Der Shitstorm entbrannte ja nun wohl am schlichten "Rollihund eingeschläfert" Genaue Umstände beachten, Fehlanzeige ... auch das ist ... typisch Mensch und kann man nun bei jedem Thema rauf und runter beobachten. Auch das immer viel geredet und wenig gemacht wird ... Wieviele von denen die da schreien leben lassen ... haben überhaupt einen Hund, schon gar einen gehandicapten?
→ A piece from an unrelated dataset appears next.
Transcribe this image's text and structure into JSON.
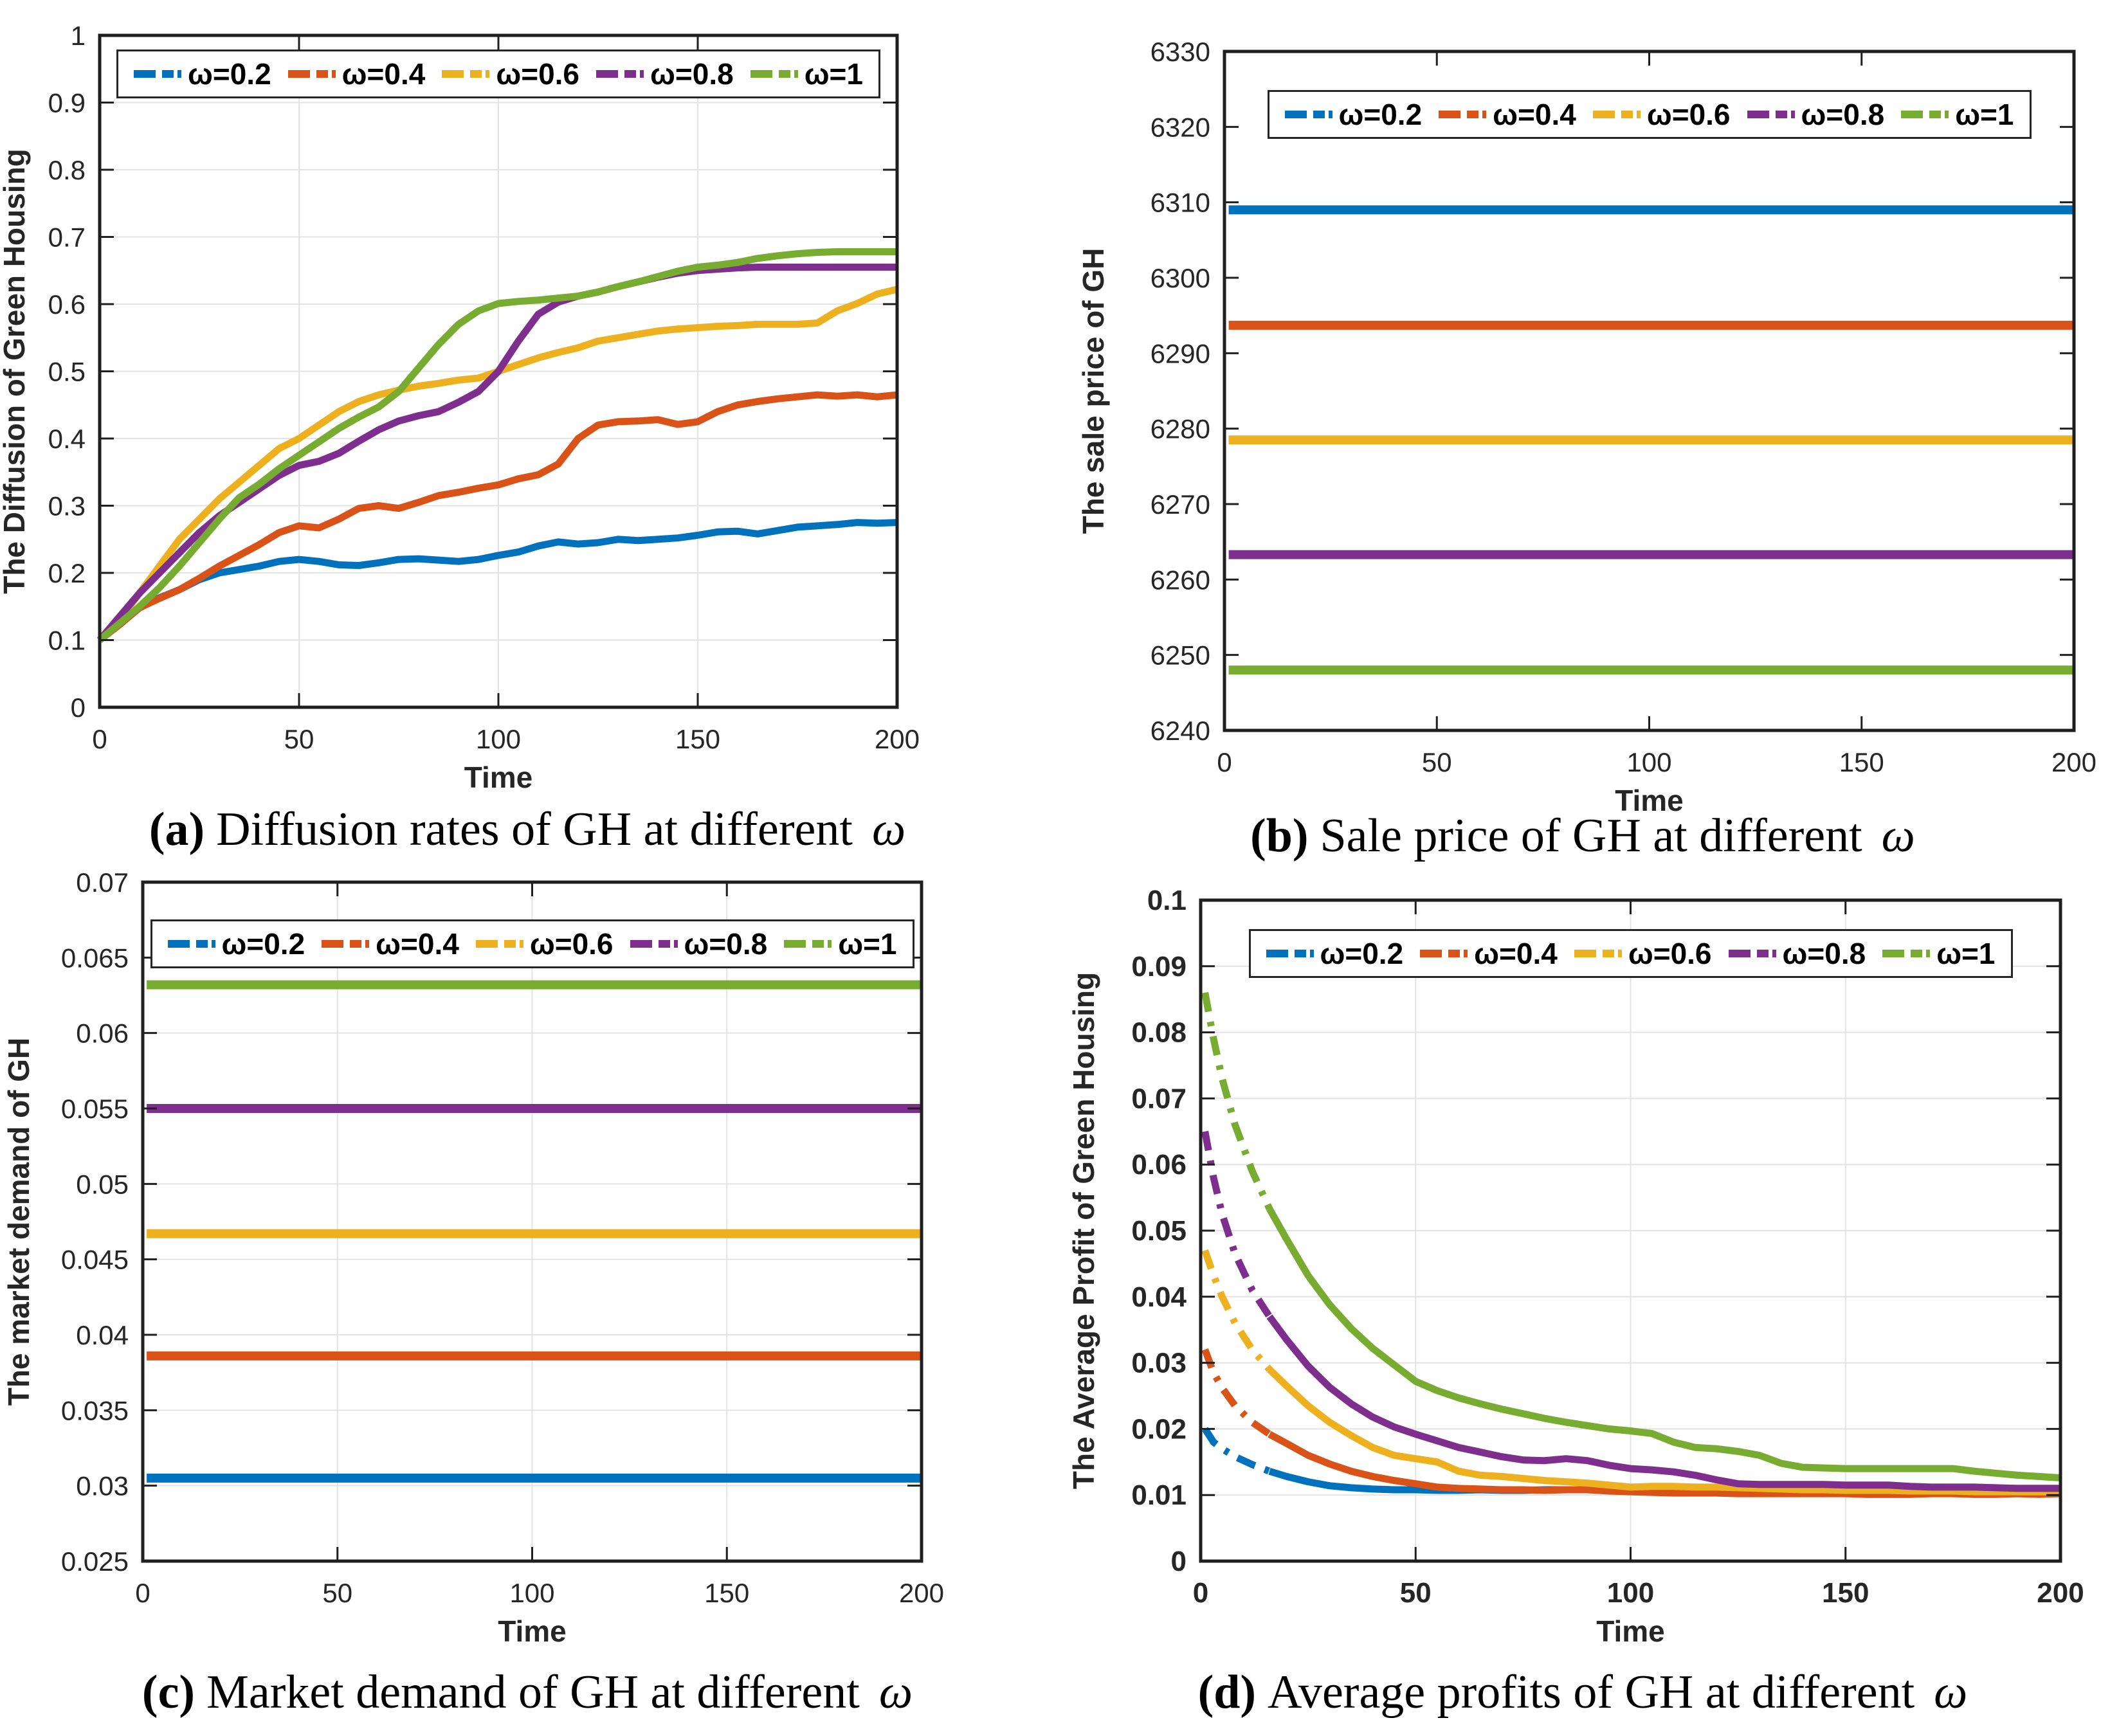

Und ja, unfassbar was dem Tier widerfahren ist ... wie lautet der Begriff dazu so schön plakativ? "Schaschliktierschutz", je kaputter der Hund, um so mehr Aufmerksamkeit und damit Spenden werden generiert ... und das Thema einschläfern zum Wohle des Hundes hat keinen Raum im Tierschutz. Andererseits, ja wer entscheidet, welcher Hund sterben soll ... für welchen Hund man nicht mehr kämpfen möchte ...Im Leben hatte ich einige Phasen, wo ich für den eigenen Hund(und andere Tiere) diese Entscheidung treffen musste und war objektiv gesehen nicht besonders gut darin. Bei meiner Krebshündin hätte ich mir gewünscht, ich hätte es zwei Tage früher gepackt, die Entscheidung zu treffen. Bei meinem alten dementen Hund war es vielleicht doch zu früh ...) Also kann ich da den Stab nicht über die Menschen brechen, es ist leicht objektiv zu sein, wenn man draußen ist und eben nur theoretisch entscheiden muss.
Bei meiner Epilepsiehündin war es auch die Frage, wann wird aus kämpfen und durchhalten quälen? Ihr wurden wenig Chancen eingeräumt und es gab Wochen, wo ich von Stunde zu Stunde entschieden habe, nein, noch nicht einschläfern ... Sie hats geschafft und wir sind sogar Anfallsfrei, ein Jahr schon. Auch das spielt eine Rolle, wenn man erlebt hat, wie hoffnungslose Fälle sich erholt haben. Es ist leicht zu denken, OMG, ist auch mein erster Reflex ... aber auch das Tierheim hats versucht ihn aufzupäppeln.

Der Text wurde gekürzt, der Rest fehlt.